Mr Emefiele, who acknowledged much was still left to be achieved from a similar agenda set in July 5, 2014, due to various challenges, said he was confident the bank will meet the expectations of Nigerians in the next five years.

He reviewed the achievements and challenges of the CBN in his first tenure, saying with increased consultation and cooperation with the fiscal authorities and other interest groups, the agenda will be realised.

The vision of the bank under his management for the next five years, he said, will be to work closely with the fiscal authorities to target a double digit growth; bring down inflation to single digit; and accelerate the rate of employment.

“Put succinctly, our priorities at the CBN over the next five years are the following; First, preserve domestic macroeconomic and financial stability; Second, foster the development of a robust payments system infrastructure that will increase access to finance for all Nigerians thereby raising the financial inclusion rate in the country; Third, continue to work with the Deposit Money Banks to improve access to credit for not only small holder farmers and MSMEs but also consumer credit and mortgage facilities for bank customers. Our intervention support shall also be extended to our youth population who possess entrepreneurship skills in the creative industry,” Mr Emefiele said.

He said the CBN during the period will encourage the Deposit Money Banks to direct more focus in supporting the education sector, grow the country’s external reserves, and support efforts at diversifying the economy through CBN intervention programmes in the agriculture and manufacturing sectors.

On macro-economic stability, he said over the next five years, emphasis would be on supporting improved gross domestics product (GDP) growth and greater private sector investment.

According to him, the CBN intends to leverage monetary policy tools in supporting a low inflation environment, while seeking to maintain stability in our exchange rate.

He said decisions by the Monetary Policy Committee on inflation and interest rates will be dependent on insights generated from data on key economic variables.

Also, he said the CBN would also strive to continue to sustain a positive interest rate regime.

Monetary policy measures, he said. will be geared towards containing inflationary pressure and supporting improved productivity in the agricultural and manufacturing sectors.

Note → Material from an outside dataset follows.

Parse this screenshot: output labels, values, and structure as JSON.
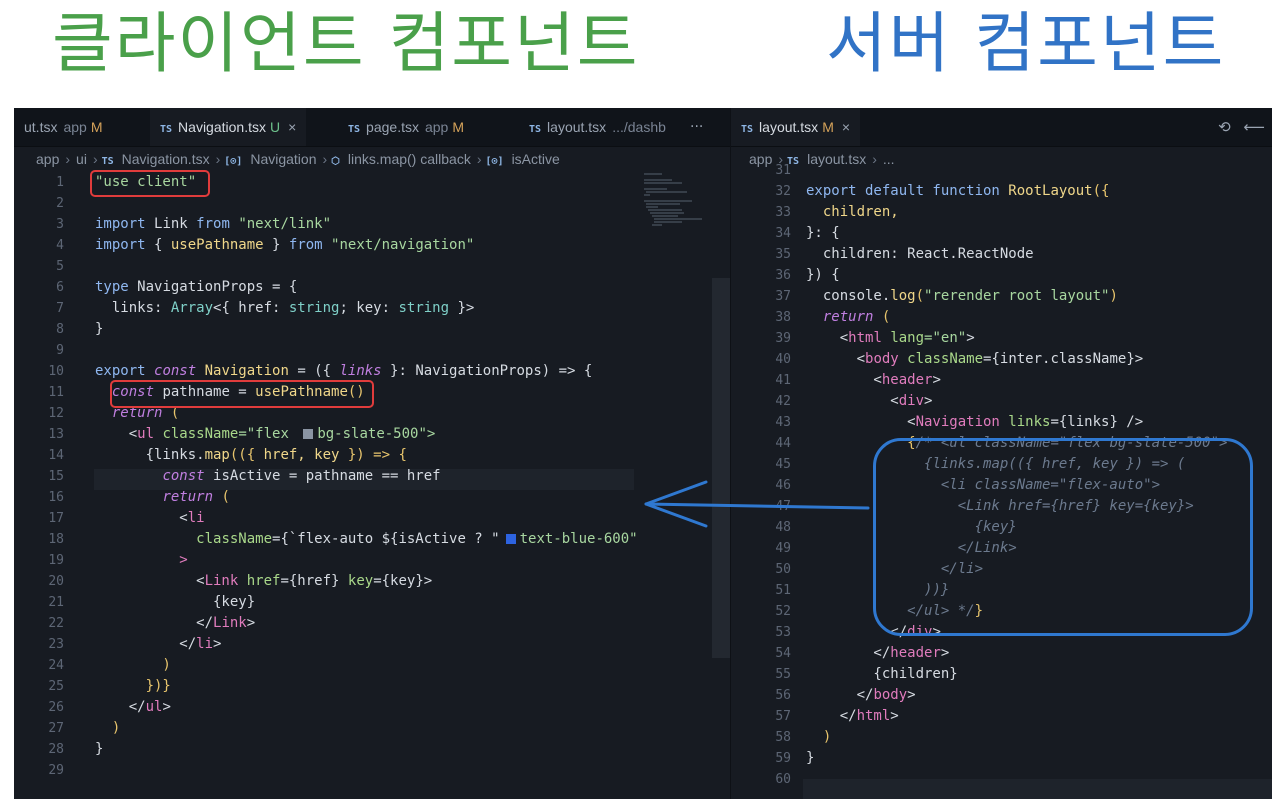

To bring down the cost of food items, which have considerable weight in the Consumer Price Index basket, Mr Emefiele said the bank will work with other interest groups towards that objective.

“Our ultimate objective is to anchor the public’s inflation expectation at single digits in the medium to long run.

“We believe a low and stable inflationary environment is essential to the growth of our economy because it will help support long term planning by individuals and businesses,” he said.

On Exchange Rate Stability, Mr Emefiele said the bank will continue to operate a managed float exchange rate regime, to reduce the impact the continuous volatility in the exchange rate could have on the country’s economy.

He the CBN will support measures to increase and diversify Nigeria’s exports base and ultimately help in shoring up the country’s foreign reserves.

Nigeria, he said, remains committed to a free trade regime that is mutually beneficial; but, particularly aimed at supporting our domestic industries and creating jobs on a mass scale for Nigerians.

Consequently, he said, the CBN intends to aggressively implement its N500 billion financial support facility to boost the growth of the non-oil exports and improve non-oil export earnings.

To achieve Financial System Stability, Mr Emefiele said a resilient and stable financial system was imperative for continued growth of the country’s economy given the intermediation role of a financial institutions, to support the needs of individuals and businesses.

“In the next five years, we intend to pursue a programme of recapitalising the banking Industry to position Nigerian banks among the top 500 in the world.

“Banks will therefore be required to maintain higher levels of capital, as well as liquid assets in order to reduce the impact of an economic crisis on the financial system,” he said.